We here at Dr. Kate Naumes || Holistic Wellness have exciting news. We are planting an organic laboratory garden and will also be offering cooking classes for kids and adults in which we use food from our garden in our classes! Steve, James and their crew at Eat The Yard are helping us to get going.

We want to lead and support our clients to nurture themselves – physically, emotionally, and spiritually – so that our clients have the freedom to be their best selves. We believe that healthy women are the hub of a healthy world, and as healthier women we bring forth healthier and happier generations. What better way to support our clients to exercise, relax, and connect to the earth than through gardening and cooking?

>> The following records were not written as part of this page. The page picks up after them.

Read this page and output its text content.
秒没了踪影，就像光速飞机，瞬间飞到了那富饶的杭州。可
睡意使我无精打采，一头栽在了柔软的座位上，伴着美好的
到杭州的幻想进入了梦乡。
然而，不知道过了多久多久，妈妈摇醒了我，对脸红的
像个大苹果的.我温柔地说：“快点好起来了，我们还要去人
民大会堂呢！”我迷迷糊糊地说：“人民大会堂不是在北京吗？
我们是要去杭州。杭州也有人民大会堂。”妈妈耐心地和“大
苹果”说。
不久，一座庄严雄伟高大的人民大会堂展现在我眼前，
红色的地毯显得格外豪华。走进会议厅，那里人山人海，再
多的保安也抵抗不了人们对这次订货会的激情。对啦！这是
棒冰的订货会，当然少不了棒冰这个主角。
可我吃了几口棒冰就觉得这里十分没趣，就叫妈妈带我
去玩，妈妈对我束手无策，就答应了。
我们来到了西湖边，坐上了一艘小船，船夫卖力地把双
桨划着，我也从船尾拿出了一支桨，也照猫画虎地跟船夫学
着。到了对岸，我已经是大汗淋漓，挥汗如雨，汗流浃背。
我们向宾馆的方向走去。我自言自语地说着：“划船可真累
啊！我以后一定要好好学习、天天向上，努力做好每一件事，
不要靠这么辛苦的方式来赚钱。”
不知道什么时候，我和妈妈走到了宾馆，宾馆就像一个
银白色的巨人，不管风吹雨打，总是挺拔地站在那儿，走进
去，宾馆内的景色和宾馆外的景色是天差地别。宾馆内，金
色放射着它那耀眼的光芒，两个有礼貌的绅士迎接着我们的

So, on Day 1 of our garden project, we amended the soil in the backyard so that the soil could support the growth of healthy plants. Our soil was depleted. So depleted in fact, that we could not have grown healthy plants. The first day was spent getting rid of as much of the trash as possible and then digging out 6-12 inches of yucky dirt.

Mulching

Day 2 was focused on replenishing the soil. What was our basic plan for amending the soil?  The main plantings areas were filled with compost from Living Earth, a professional bedding mix – aka ‘landscape mix’ – including green sand, topsoil, expanded shale and sharp sand. Next, a layer of wood chips were laid down to help hold in moisture and eventually degrade into healthy soil.  Lastly, the entire backyard was inoculated with compost tea, rock dust, and oyster mushroom spores.

Watering

I can appreciate the loose analogy between improving our soil and improving our own internal  gastrointestinal and detoxification systems health. Sometimes our gastrointestinal and detoxification systems are so out of balance that we have to start with a detox (i.e remove the top 6-12 inches of yucky soil). Then we need to rebuild good GI health with the proper combination and timing of digestive enzymes (mushroom spores), probiotics (compost tea), healthy clean whole foods (compost & landscape mix), while replenishing with minerals (rock dust) and electrolytes (wood chips).

In short, if we remove the unhealthy things from our bodies/soil and put good stuff into our bodies/gardens it becomes possible to actually get good stuff back!  Can’t wait to share our organic laboratory garden and cooking classes!